5.) Make physical contact:
When embroiled in an argument, partners usually feel pretty disconnected from each other, which can feed the cycle of negativity. Reach out to your significant other with respectful physical gestures, like holding their hand or putting an arm around their shoulder. This can quickly change the relational dynamic to one that is more loving and less adversarial, by increasing the sense of connection and safety. Since touch can also trigger boundary violations, it can be a good idea to ask before you take this step.
6.) Take a break and re-approach later:
This is like doing a hard reboot on your computer. Let things shut down for a while and re-start later. This can pave the way for a fresh perspective that’s missing from unproductive, repetitive arguments.
7.) Acknowledge common ground between the two of you:
When arguing, people have a tendency to focus on their point of view and become more polarized as things escalate. But, in most arguments, there’s common ground shared by both parties. Find this middle territory and talk about it in explicit terms.
8.) Set a timer:
If you find yourself stuck in an argument, with each person speaking over the other and not listening very well, agree to set a timer. For example, give one person 5 minutes of time to say everything that is on their mind, while the other person just listens, without any interruption. When their time elapses, switch to the other person, by giving them 5 minutes of your undivided attention. Often, people just want to feel heard and understood. By agreeing to set a timer, each party can voice their concerns and feel some sense of control over the process, which tends to decrease charged emotions.

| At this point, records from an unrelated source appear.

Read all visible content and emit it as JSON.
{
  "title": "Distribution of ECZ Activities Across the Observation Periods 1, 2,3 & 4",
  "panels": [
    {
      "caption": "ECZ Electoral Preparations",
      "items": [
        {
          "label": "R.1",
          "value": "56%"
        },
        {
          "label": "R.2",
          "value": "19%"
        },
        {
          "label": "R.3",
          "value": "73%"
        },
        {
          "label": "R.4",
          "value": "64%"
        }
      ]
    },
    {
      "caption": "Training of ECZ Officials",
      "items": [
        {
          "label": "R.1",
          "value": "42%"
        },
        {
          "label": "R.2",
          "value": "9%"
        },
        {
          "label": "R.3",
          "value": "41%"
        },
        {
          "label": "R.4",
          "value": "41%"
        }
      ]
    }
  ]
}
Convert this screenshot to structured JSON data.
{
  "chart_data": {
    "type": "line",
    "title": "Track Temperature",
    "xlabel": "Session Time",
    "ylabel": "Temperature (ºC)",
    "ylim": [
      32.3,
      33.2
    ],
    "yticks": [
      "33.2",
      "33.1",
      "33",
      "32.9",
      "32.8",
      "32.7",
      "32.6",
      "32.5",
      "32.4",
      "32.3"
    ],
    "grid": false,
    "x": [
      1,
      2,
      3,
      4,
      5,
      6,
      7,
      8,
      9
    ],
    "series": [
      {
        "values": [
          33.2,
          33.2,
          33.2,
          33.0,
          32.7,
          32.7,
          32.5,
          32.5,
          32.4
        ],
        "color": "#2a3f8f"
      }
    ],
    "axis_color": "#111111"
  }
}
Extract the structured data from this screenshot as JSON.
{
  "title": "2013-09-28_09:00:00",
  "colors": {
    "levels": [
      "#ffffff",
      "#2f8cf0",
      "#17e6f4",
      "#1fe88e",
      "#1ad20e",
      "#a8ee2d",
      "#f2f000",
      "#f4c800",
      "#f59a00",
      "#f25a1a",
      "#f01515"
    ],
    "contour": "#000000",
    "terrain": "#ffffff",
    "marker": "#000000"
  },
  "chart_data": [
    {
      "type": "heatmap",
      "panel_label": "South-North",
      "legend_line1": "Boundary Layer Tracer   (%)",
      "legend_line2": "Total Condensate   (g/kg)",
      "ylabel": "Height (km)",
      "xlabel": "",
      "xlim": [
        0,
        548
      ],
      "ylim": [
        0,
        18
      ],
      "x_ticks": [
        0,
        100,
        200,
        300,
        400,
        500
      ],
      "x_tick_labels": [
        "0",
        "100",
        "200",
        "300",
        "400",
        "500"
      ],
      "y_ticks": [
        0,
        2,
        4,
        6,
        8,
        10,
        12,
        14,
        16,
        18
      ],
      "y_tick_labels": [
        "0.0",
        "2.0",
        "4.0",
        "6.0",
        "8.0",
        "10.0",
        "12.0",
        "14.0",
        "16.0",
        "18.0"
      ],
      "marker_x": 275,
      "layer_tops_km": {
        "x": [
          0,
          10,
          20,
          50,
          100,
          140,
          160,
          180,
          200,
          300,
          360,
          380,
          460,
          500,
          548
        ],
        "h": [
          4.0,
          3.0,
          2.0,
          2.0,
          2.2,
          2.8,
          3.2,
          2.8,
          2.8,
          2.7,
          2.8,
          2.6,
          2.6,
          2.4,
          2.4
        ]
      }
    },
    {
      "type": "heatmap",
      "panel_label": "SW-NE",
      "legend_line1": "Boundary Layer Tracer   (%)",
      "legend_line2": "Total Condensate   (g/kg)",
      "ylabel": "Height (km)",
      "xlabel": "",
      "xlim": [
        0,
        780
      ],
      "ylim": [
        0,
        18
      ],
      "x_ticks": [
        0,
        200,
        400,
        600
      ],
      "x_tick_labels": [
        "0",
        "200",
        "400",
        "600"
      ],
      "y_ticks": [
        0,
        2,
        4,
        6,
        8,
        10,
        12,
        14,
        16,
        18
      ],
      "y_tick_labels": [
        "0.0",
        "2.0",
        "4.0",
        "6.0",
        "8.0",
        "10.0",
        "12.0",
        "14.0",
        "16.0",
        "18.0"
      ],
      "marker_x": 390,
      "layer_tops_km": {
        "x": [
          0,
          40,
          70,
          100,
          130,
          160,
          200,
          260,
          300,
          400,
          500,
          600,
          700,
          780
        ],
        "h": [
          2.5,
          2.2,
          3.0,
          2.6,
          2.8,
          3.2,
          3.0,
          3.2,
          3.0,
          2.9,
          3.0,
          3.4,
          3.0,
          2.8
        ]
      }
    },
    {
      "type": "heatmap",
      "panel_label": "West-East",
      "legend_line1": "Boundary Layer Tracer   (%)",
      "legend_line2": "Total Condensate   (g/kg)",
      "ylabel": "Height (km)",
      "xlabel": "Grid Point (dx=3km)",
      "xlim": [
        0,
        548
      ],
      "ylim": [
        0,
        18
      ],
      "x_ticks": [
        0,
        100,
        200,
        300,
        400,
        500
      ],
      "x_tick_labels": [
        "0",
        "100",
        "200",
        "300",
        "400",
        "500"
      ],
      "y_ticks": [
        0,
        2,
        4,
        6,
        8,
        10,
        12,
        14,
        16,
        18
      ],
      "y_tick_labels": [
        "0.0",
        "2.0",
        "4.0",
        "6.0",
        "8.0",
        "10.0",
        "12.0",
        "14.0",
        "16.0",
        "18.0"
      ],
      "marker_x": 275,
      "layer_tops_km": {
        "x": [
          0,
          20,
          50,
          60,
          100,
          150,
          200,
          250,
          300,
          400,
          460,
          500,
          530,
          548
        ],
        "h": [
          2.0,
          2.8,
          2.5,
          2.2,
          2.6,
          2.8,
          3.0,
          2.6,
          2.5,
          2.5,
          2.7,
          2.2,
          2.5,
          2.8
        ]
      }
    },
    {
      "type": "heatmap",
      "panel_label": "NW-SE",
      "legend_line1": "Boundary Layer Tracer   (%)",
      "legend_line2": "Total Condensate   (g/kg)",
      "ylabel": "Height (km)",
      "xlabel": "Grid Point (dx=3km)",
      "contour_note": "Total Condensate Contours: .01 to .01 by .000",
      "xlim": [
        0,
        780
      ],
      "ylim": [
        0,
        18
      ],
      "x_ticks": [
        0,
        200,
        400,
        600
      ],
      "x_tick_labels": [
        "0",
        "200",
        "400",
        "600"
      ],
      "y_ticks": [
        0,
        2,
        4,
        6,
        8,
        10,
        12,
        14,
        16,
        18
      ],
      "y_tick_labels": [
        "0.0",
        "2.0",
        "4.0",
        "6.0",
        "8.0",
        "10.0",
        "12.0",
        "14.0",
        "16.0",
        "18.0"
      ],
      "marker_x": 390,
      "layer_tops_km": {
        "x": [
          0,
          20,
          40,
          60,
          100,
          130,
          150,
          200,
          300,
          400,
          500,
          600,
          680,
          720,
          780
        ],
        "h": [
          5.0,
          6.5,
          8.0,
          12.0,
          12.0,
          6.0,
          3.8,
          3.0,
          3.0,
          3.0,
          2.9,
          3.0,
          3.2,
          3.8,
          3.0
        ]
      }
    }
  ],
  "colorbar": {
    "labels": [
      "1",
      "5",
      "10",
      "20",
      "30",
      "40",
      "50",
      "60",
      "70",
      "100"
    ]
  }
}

Couples Communication Tips Conclusion:
In general, when communicating with your significant other, try to both listen and speak in a non-defensive manner. Keep in mind that anger is considered a secondary emotion; it’s usually fueled by the more primary emotions related to grief (a sense of loss/sadness) and/or fear. Granted, anger can be justified, but when you or your spouse is feeling this way, it can be helpful to look at the broader emotional landscape. By addressing the underlying fear or sense of loss, anger can be greatly diminished.
As with any desired changes to behavior, practice is the key. Try out these strategies, see what works and give yourself permission to make mistakes. Trying anything new requires effort, but the more you practice, the more “automatic” and second-nature these approaches will become.